Monday, August 27, 2012

Foul (Fava beans and Chickpeas). Beirut

 I lived in Beirut for seven years. Back then, I was a different person in a different world. Yet, that person is still in some sense part of me.

 I have been to many cities, but there is this one trait which is so special to Beirut: the smell of fresh food early in the morning.

 Beirut is a noisy city. People yell at each other and honk a lot. Sometimes they are both yelling and honking at the same time. Rush hour traffic is insane. My best friend used to compare it to the sliding puzzle where there's only one slot where you can move.
 Beirut breakfast is truly special though. As early as six in the morning, when the city is just starting to wake up, and the sun is just rising behind the mountains, the Manae'eesh bakeries, the Knafeh and Foul places, the coffee shops downtown and the Saj cafes everywhere, are all active and waking everyone up.
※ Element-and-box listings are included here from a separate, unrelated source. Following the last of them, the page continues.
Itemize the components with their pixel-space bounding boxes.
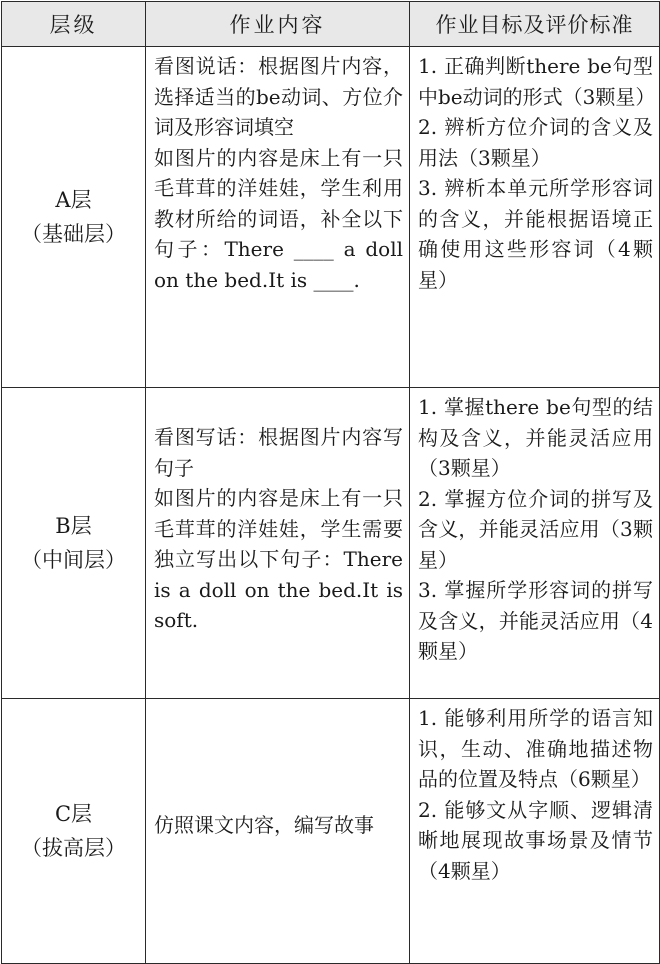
table-row-a [2,47,660,388]
goal-a-2: 2. 辨析方位介词的含义及用法（3颗星） [418,115,653,170]
content-cell-b [146,388,410,699]
level-name-a: A层 [55,188,92,212]
table-header-row [2,2,660,47]
level-sub-a: （基础层） [21,222,126,246]
level-name-c: C层 [54,802,93,826]
content-task-c: 仿照课文内容，编写故事 [154,812,374,837]
goal-b-3: 3. 掌握所学形容词的拼写及含义，并能灵活应用（4颗星） [418,578,653,663]
content-example-b: 如图片的内容是床上有一只毛茸茸的洋娃娃，学生需要独立写出以下句子：There is a doll on the bed.It is soft. [154,486,403,632]
level-cell-a [2,47,146,388]
level-name-b: B层 [55,514,92,538]
homework-table [1,1,660,964]
content-task-b: 看图写话：根据图片内容写句子 [154,425,403,480]
header-content: 作业内容 [146,2,410,47]
goal-a-1: 1. 正确判断there be句型中be动词的形式（3颗星） [418,54,656,109]
content-cell-a [146,47,410,388]
goals-cell-a [410,47,660,388]
goal-b-1: 1. 掌握there be句型的结构及含义，并能灵活应用（3颗星） [418,395,653,480]
level-cell-b [2,388,146,699]
goals-cell-b [410,388,660,699]
level-cell-c [2,699,146,964]
header-goals: 作业目标及评价标准 [410,2,660,47]
goal-a-3: 3. 辨析本单元所学形容词的含义，并能根据语境正确使用这些形容词（4颗星） [418,176,653,292]
goal-b-2: 2. 掌握方位介词的拼写及含义，并能灵活应用（3颗星） [418,486,653,572]
content-cell-c [146,699,410,964]
content-task-a: 看图说话：根据图片内容，选择适当的be动词、方位介词及形容词填空 [154,54,403,139]
level-sub-b: （中间层） [21,548,126,572]
goal-c-1: 1. 能够利用所学的语言知识，生动、准确地描述物品的位置及特点（6颗星） [418,706,653,791]
content-example-a: 如图片的内容是床上有一只毛茸茸的洋娃娃，学生利用教材所给的词语，补全以下句子：There ____ a doll on the bed.It is ____. [154,145,403,292]
header-level: 层级 [2,2,146,47]
goal-c-2: 2. 能够文从字顺、逻辑清晰地展现故事场景及情节（4颗星） [418,797,653,883]
table-row-b [2,388,660,699]
table-row-c [2,699,660,964]
goals-cell-c [410,699,660,964]
level-sub-c: （拔高层） [21,836,126,860]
It's an everyday reminder of the fabulous morning that uniquely embraces this city. Every new morning in Beirut has the smell of renewed hope, for calm, and even peace.



Recipe: Foul (Fava beans and Chickpeas)

  • 1 cup chickpeas
  • 1/2 cup small Fava beans
  • 5 cups water
  • 1.5 tbsp cumin
  • 1 clove garlic, mashed
  • juice of 1 small lemon
  • 1 teaspoon salt (or to taste)
  • serrano pepper, thinly chopped (only if you like it spicy)
  • chopped parsley, fresh mint (for garnish)
  • olive oil (to taste)
  1. Soak the chickpeas and the Fava beans (separately) in warm water for 4 hours.
  2. Boil (with pot covered) the chickpeas in 3 cups of water and 1 tbsp cumin, and separately the Fava beans in 2 cups of water and 0.5 tbsp cumin. Boil each for approximately 5 hours, or until very soft, on very low heat. If the water dries out, then add more water until the beans and chickpeas are very soft.
  3. Mix the garlic, serrano pepper, lemon and salt.
  4. Mix the Fava beans, chickpeas, and the garlic- serrano pepper- lemon- and salt mix. Smash to make an almost homogeneous mix (see photo). 
  5. Garnish with generous amount of parsley and mint, and add olive oil (I add a lot of olive oil, about 1/2 cup). Serve with tomatoes, pickles, olives, and cucumbers. Eat with pita bread.